晨光熹微,给破败的清河村笼上了一层柔和的薄纱。炊烟袅袅升起,空气中混杂着柴火、米粥和牲畜的气味,俨然一幅宁静的乡村晨景。然而,这份宁静之下,却涌动着难以言说的暗流。
苏璃五人走在村中的土路上,格外显眼。玩家特有的粗布衣与村民浆洗发白的旧衫截然不同,他们四处打量的好奇目光也与村民埋头劳作的沉默形成鲜明对比。
「异人」与「客」,界限分明。
「张婶婶?你们找她做啥?」一个正在喂鸡的大娘听到询问,顿时警惕起来,手中的簸箕都放下了。
「就是打听点事……」石破天尽量让自己的笑容显得憨厚可靠。
「不知道,没听说过。」大娘连连摆手,抄起簸箕就转身回了屋,还特意关上了吱呀作响的木门。
接连问了几个人,反应大同小异。村民们要么眼神闪烁,借口匆匆离开;要么干脆板起脸,呵斥他们「异人少管闲事」。那种无形的排斥和隔阂,比任何明确的敌意更让人感到窒息。
「啧,这好感度怕是负数吧?」晟公子撇撇嘴,「刷个任务这么难?」
暗影冷静地观察着:「他们不是在隐瞒,更像是在恐惧。恐惧我们,也可能恐惧别的什么东西。」
一直沉默感知着周遭情绪的苏璃轻轻点头。通过【草木私语】的被动效果,她能从那些紧闭的门窗后,从那些匆忙离去的背影中,捕捉到细微却真实的情绪碎片——担忧、警惕、一丝不易察觉的悲伤,以及……深藏的恐惧。

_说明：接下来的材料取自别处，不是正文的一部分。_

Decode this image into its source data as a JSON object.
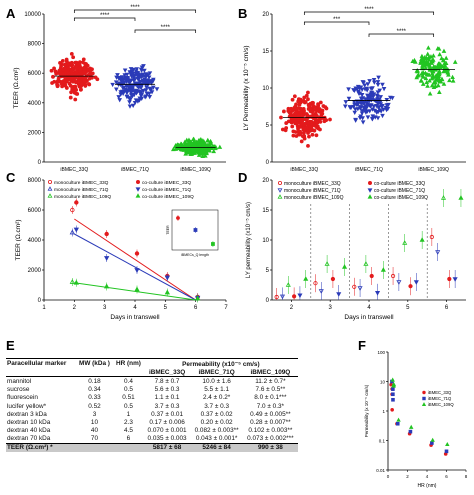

最终,还是一个蜷缩在村口角落、衣衫褴褛的老乞丐,在接过石破天递过去的一块粗粮饼后,含糊地朝着村西头努了努嘴:「最破……最破的那家就是喽……可怜呐……娃没了……人也快疯了……」
村西头。越往里走,越是萧条。最终,他们停在了一间几乎半塌的茅草屋前。院墙倾倒了大半,院内杂草丛生,歪斜的木门虚掩着,死寂中透着一股令人心头发沉的悲凉。
石破天上前叩门,无人应答。
苏璃深吸一口气,推开了那扇仿佛承载着无尽重量的门。
院中,一个瘦削的背影蜷缩在屋檐下,像一尊凝固在悲伤里的石雕。听到动静,那身影猛地一颤,回过头来——那是一张被泪水彻底蚀刻过的脸,浑浊的双眼空洞无神,只有在看清来者是「异人」时,才骤然迸发出强烈的惊恐和排斥。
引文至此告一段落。